There are several Sears kit homes near me. They succeeded because they offered value. I don't know about the coasts but the homes were very popular in the Midwest.
So popular that close to eighty years after they were last available it is very common to mention a property is a Sears home in real estate ads.
Amazon may have sped up their demise but Sears lost track of offering their customers value decades ago.
Amazon had close to zero role in the demise of Sears. Keep in mind, Amazon had a mere $34 billion in total sales as recently as 2010. Sears was realistically already a zombie ten years ago, long before Amazon was taking a consequential bite out of retail.
The rise of Walmart, Home Depot, Lowes, Best Buy, etc. serving the Sears customers better - as you mentioned - is entirely what killed Sears. They ultimately lost in every category to those guys, from clothes, to electronics, to home & garden. They kept doing a lot of things, and did nothing well. Any article that claims Amazon played a role in the demise of Sears, is selling click-bait.
Arguably they did a couple of things (e.g. appliances) at least competitively. But the competition in those areas definitely increased from the big box stores, department stores in general have been in significant decline, and Sears as a whole was quite a mish-mash.

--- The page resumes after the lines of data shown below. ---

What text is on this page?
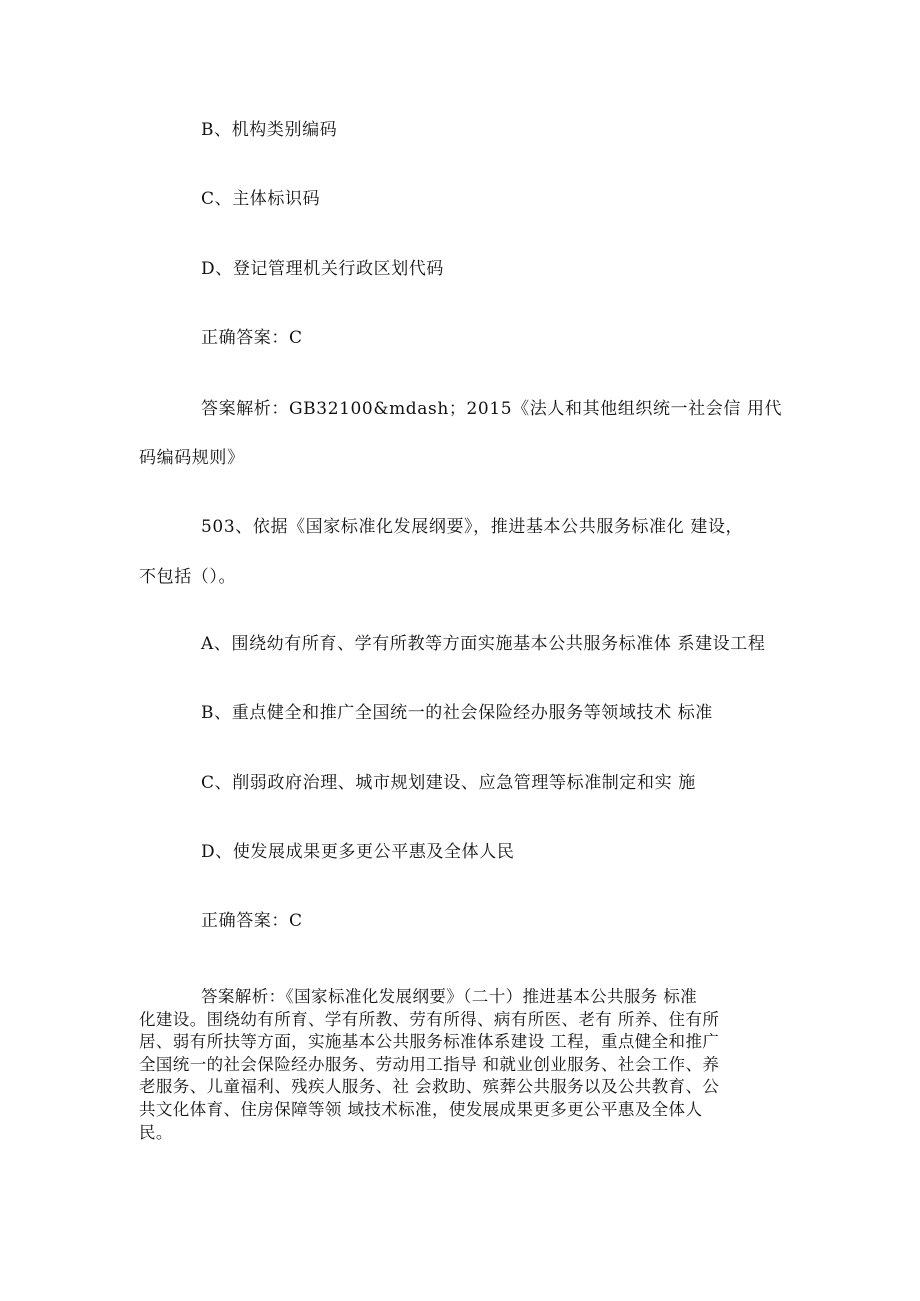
B、机构类别编码
C、主体标识码
D、登记管理机关行政区划代码
正确答案：C
答案解析：GB32100&mdash；2015《法人和其他组织统一社会信 用代
码编码规则》
503、依据《国家标准化发展纲要》，推进基本公共服务标准化 建设，
不包括（）。
A、围绕幼有所育、学有所教等方面实施基本公共服务标准体 系建设工程
B、重点健全和推广全国统一的社会保险经办服务等领域技术 标准
C、削弱政府治理、城市规划建设、应急管理等标准制定和实 施
D、使发展成果更多更公平惠及全体人民
正确答案：C
答案解析：《国家标准化发展纲要》（二十）推进基本公共服务 标准
化建设。围绕幼有所育、学有所教、劳有所得、病有所医、老有 所养、住有所
居、弱有所扶等方面，实施基本公共服务标准体系建设 工程，重点健全和推广
全国统一的社会保险经办服务、劳动用工指导 和就业创业服务、社会工作、养
老服务、儿童福利、残疾人服务、社 会救助、殡葬公共服务以及公共教育、公
共文化体育、住房保障等领 域技术标准，使发展成果更多更公平惠及全体人
民。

It used to be that Sears house brands--Kenmore, Craftsman, etc--provided good value to the customer. Not luxury or top-of-the line, but reliable stuff that worked and was worth what you paid for it. But in recent years that hasn't really been true. But then, it's not really true for just about anyone any more. Amazon copied the Sears model--sell everything to everyone--but it has also opened the floodgates of third-party sellers selling cheap crap and counterfeit goods. It's less like the old Sears and more like an old-world medieval bazaar.
So popular that close to eighty years after they were last available it is very common to mention a property is a Sears home in real estate ads.
Amazon may have sped up their demise but Sears lost track of offering their customers value decades ago.